We initialized the YOLOv3 model based on pre-trained weights on the ImageNet dataset [21]. Training of YOLOv3 was performed in two stages. We first froze all convolutional layers up to the last convolutional block in Darknet-53 and train with frozen layers to get a stable loss. Subsequently, we proceed to unfreeze all convolutional layers of Darknet-53 to perform fine-tuning. The learning rates for the first and the second stage are 1e−3 and 1e−4 respectively. Adaptive Moment Estimation (Adam) optimizer was adopted to adjust the learning rate during optimization automatically. \( \alpha \) (initial learning rate), \( \beta_{1} \) (exponential decay rate for the first moment estimates), \( \beta_{2} \) (exponential decay rate for the second-moment estimates) and \( \xi \) (a very small number to prevent any division by zero in the implementation) were set to 1e−3, 0.9, 0.99, 1e−8, respectively.

4.4 Results

We report the identification results on the testing dataset in Table 4. As the distance between the camera and individuals increases, the resolution of the individual’s critical regions in the image gradually becomes smaller. Although the precision and recall rate of NHU identification gradually decreased, the precision and recall rate remained higher than 80% and 81%, respectively. For NMU identification, the precision and recall rate declined only slightly from 1 m to 3 m, and even the masks were quite small in far-field (5 m) images, our approach still achieved precision and recall rates of approximately 80%. For NVU identification, the precision and recall rate between 1 m to 3 m remained higher than 85% and 97%, respectively. However, the performance is decreased in the 5 m case since it is challenging to detect transparent visors with relatively low resolution. The overall precision and recall rates are 84.13% and 93.10%, respectively, which demonstrates the robustness of the proposed approach in PPE wearing identification at different distances. Figure 4 illustrates the identification examples on the testing dataset.

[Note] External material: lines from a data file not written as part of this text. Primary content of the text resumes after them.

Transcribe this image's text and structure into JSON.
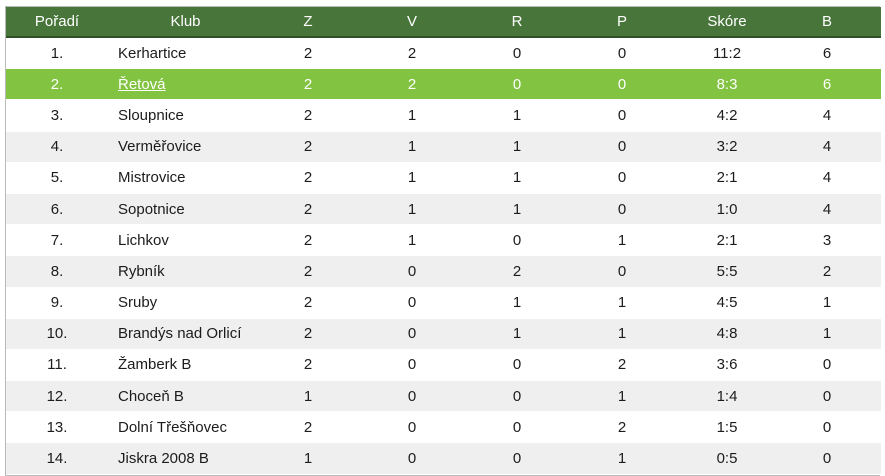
{
  "table": {
    "headers": {
      "rank": "Pořadí",
      "club": "Klub",
      "z": "Z",
      "v": "V",
      "r": "R",
      "p": "P",
      "score": "Skóre",
      "b": "B"
    },
    "rows": [
      {
        "rank": "1.",
        "club": "Kerhartice",
        "z": "2",
        "v": "2",
        "r": "0",
        "p": "0",
        "score": "11:2",
        "b": "6"
      },
      {
        "rank": "2.",
        "club": "Řetová",
        "z": "2",
        "v": "2",
        "r": "0",
        "p": "0",
        "score": "8:3",
        "b": "6"
      },
      {
        "rank": "3.",
        "club": "Sloupnice",
        "z": "2",
        "v": "1",
        "r": "1",
        "p": "0",
        "score": "4:2",
        "b": "4"
      },
      {
        "rank": "4.",
        "club": "Verměřovice",
        "z": "2",
        "v": "1",
        "r": "1",
        "p": "0",
        "score": "3:2",
        "b": "4"
      },
      {
        "rank": "5.",
        "club": "Mistrovice",
        "z": "2",
        "v": "1",
        "r": "1",
        "p": "0",
        "score": "2:1",
        "b": "4"
      },
      {
        "rank": "6.",
        "club": "Sopotnice",
        "z": "2",
        "v": "1",
        "r": "1",
        "p": "0",
        "score": "1:0",
        "b": "4"
      },
      {
        "rank": "7.",
        "club": "Lichkov",
        "z": "2",
        "v": "1",
        "r": "0",
        "p": "1",
        "score": "2:1",
        "b": "3"
      },
      {
        "rank": "8.",
        "club": "Rybník",
        "z": "2",
        "v": "0",
        "r": "2",
        "p": "0",
        "score": "5:5",
        "b": "2"
      },
      {
        "rank": "9.",
        "club": "Sruby",
        "z": "2",
        "v": "0",
        "r": "1",
        "p": "1",
        "score": "4:5",
        "b": "1"
      },
      {
        "rank": "10.",
        "club": "Brandýs nad Orlicí",
        "z": "2",
        "v": "0",
        "r": "1",
        "p": "1",
        "score": "4:8",
        "b": "1"
      },
      {
        "rank": "11.",
        "club": "Žamberk B",
        "z": "2",
        "v": "0",
        "r": "0",
        "p": "2",
        "score": "3:6",
        "b": "0"
      },
      {
        "rank": "12.",
        "club": "Choceň B",
        "z": "1",
        "v": "0",
        "r": "0",
        "p": "1",
        "score": "1:4",
        "b": "0"
      },
      {
        "rank": "13.",
        "club": "Dolní Třešňovec",
        "z": "2",
        "v": "0",
        "r": "0",
        "p": "2",
        "score": "1:5",
        "b": "0"
      },
      {
        "rank": "14.",
        "club": "Jiskra 2008 B",
        "z": "1",
        "v": "0",
        "r": "0",
        "p": "1",
        "score": "0:5",
        "b": "0"
      }
    ]
  },
  "colors": {
    "header_bg": "#48753a",
    "highlight_bg": "#82c341",
    "alt_row_bg": "#efefef"
  }
}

Table 4. Identification results under different distance.
Fig. 4.
figure 4

Identification examples on the testing dataset.

4.5 Computational Efficiency Analysis

To meet the industrial requirements of real-time processing, we also conducted computational efficiency analysis experiments. Computational efficiency analysis results are presented in Table 5, the inference time of our approach outperforms other state-of-the-art methods while preserving high-quality results. It is able to run at about 7.95 FPS in a machine with a GeForce GTX 1080 Max-Q with 8 GB of GDDR5X memory and 2560 CUDA cores and it indicates that our approach is more effective compared to the Faster R-CNN approach adopted by Fang et al. [15] and SSD-RPA method proposed by Wu et al. [16].

Table 5. Computational efficiency analysis results.

5 Conclusion

This paper has presented a new vision-based approach to address the difficulties of PPE proper use management in the construction sites. Firstly, we created a dataset using Internet images and real-world images to train the YOLOv3 model to recognize hardhats, eye protection visors, and dust masks. Subsequently, we conducted NPU identification using geometric relationships of the outputs of OpenPose and YOLOv3. The performance of the proposed approach was experimentally evaluated under various distance conditions. The test results indicate that the approach was capable of detecting NPU workers with high precision (84.13%) and recall rate (93.10%) while ensuring real-time performance (7.95 FPS on average). Further extensions of this work follow the consideration of on-site system implementation and performance improvement based on time-series analysis.